Além de Cultura Ocultada (1998) e O Carvalho (2020), Jorge Carvalho é autor dos seguintes livros: Positivismo, Ciência e Religião no Brasil do Século XIX: (re)lendo O Brazil Mental (1996); Historiografia Educacional Sergipana (2003); Memórias do Aprendizado: 80 anos de ensino agrícola em Sergipe (2004); História da Educação no Nordeste Brasileiro (2006), com Antonio Germano Magalhães Júnior e José Gerardo; Ensino superior, educação escolar e práticas educativas extra-escolares (2006); Intelectuais da Educação: Sílvio Romero, José Calasans e outros professores (2007); A escola de Baden-Powell: cultura escoteira, associação voluntária e escotismo de Estado no Brasil (2008); Fontes para a História do Poder Legislativo da cidade de Aracaju (1855-1965), com Ester Fraga Villas Boas; Aracaju: cidade das águas (2011), em parceria com Luiz Antônio Barreto e Tintiliano; Os Camaristas: contribuição a História da Câmara Municipal de Aracaju (1855-2012), com Ester Fraga Villas Boas (2012); Muda Expressão (2017); (catálogo fotográfico, 2018); Memórias da Resistência: o MDB e a luta contra a ditadura militar em Sergipe (2019).

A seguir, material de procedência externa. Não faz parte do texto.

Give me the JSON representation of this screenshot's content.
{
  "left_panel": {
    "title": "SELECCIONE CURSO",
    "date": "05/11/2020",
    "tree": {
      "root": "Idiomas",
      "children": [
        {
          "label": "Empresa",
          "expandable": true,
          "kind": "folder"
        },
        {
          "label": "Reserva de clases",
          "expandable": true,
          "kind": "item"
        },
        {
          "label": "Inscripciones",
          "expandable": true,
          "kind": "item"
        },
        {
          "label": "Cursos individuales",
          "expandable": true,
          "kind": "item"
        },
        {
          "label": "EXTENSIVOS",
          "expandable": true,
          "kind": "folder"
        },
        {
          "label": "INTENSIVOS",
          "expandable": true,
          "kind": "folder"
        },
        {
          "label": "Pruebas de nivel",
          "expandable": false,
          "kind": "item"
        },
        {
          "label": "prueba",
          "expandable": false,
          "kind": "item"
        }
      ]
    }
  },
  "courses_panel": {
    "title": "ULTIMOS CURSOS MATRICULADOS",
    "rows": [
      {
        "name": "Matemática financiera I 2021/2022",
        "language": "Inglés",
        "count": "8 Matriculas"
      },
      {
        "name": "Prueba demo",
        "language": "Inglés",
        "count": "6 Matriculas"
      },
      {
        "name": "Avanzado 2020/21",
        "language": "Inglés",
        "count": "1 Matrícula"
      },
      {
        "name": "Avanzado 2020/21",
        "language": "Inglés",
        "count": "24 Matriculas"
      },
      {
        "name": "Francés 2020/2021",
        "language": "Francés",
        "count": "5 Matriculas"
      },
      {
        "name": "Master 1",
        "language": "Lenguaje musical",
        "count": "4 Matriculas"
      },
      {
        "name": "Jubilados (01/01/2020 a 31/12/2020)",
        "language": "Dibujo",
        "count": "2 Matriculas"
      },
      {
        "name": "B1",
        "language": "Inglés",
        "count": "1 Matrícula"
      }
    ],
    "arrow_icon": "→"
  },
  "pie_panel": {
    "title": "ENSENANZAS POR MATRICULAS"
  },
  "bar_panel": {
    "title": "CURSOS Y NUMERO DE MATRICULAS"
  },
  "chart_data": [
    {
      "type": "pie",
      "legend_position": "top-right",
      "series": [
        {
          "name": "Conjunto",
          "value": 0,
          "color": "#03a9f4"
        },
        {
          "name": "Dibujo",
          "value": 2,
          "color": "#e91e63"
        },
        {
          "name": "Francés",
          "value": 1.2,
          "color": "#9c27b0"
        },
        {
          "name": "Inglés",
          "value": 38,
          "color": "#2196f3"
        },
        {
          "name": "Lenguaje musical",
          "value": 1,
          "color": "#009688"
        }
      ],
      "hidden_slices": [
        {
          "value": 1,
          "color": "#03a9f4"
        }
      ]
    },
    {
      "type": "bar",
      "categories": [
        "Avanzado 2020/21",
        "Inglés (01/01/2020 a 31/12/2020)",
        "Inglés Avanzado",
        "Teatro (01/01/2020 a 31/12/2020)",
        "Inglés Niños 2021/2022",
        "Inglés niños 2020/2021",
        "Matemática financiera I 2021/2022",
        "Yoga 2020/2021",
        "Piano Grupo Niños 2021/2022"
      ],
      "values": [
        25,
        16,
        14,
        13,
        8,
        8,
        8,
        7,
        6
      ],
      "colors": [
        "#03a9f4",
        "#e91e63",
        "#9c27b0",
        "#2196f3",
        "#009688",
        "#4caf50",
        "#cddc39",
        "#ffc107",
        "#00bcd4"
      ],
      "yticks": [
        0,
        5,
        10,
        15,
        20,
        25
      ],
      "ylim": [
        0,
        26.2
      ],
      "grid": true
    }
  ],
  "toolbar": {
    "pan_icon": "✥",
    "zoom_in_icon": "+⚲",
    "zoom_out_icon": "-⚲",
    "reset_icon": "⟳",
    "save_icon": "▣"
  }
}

Pelas razões aqui expostas e, sobretudo, por sua lavra cultural e científica, Jorge Carvalho está entre os mais notáveis intelectuais sergipanos de nosso tempo. Incansavelmente produtivo, segue nos presenteado com escritos dignos de reconhecimento e aplausos. Vida longa para ele. Acima de tudo, que ele siga sendo como o Carvalho: forte, frondoso e longevo.

 

 

*Professor do Departamento de História da Universidade Federal de Sergipe, doutor em História e membro das Academias Sergipanas de Letras e de Educação.
 

Comentários

  1. Justo e efusivo preito de gratidão e reconhecimento da importância de Jorge Carvalho para a ambiência cultural de Sergipe e do Brasil.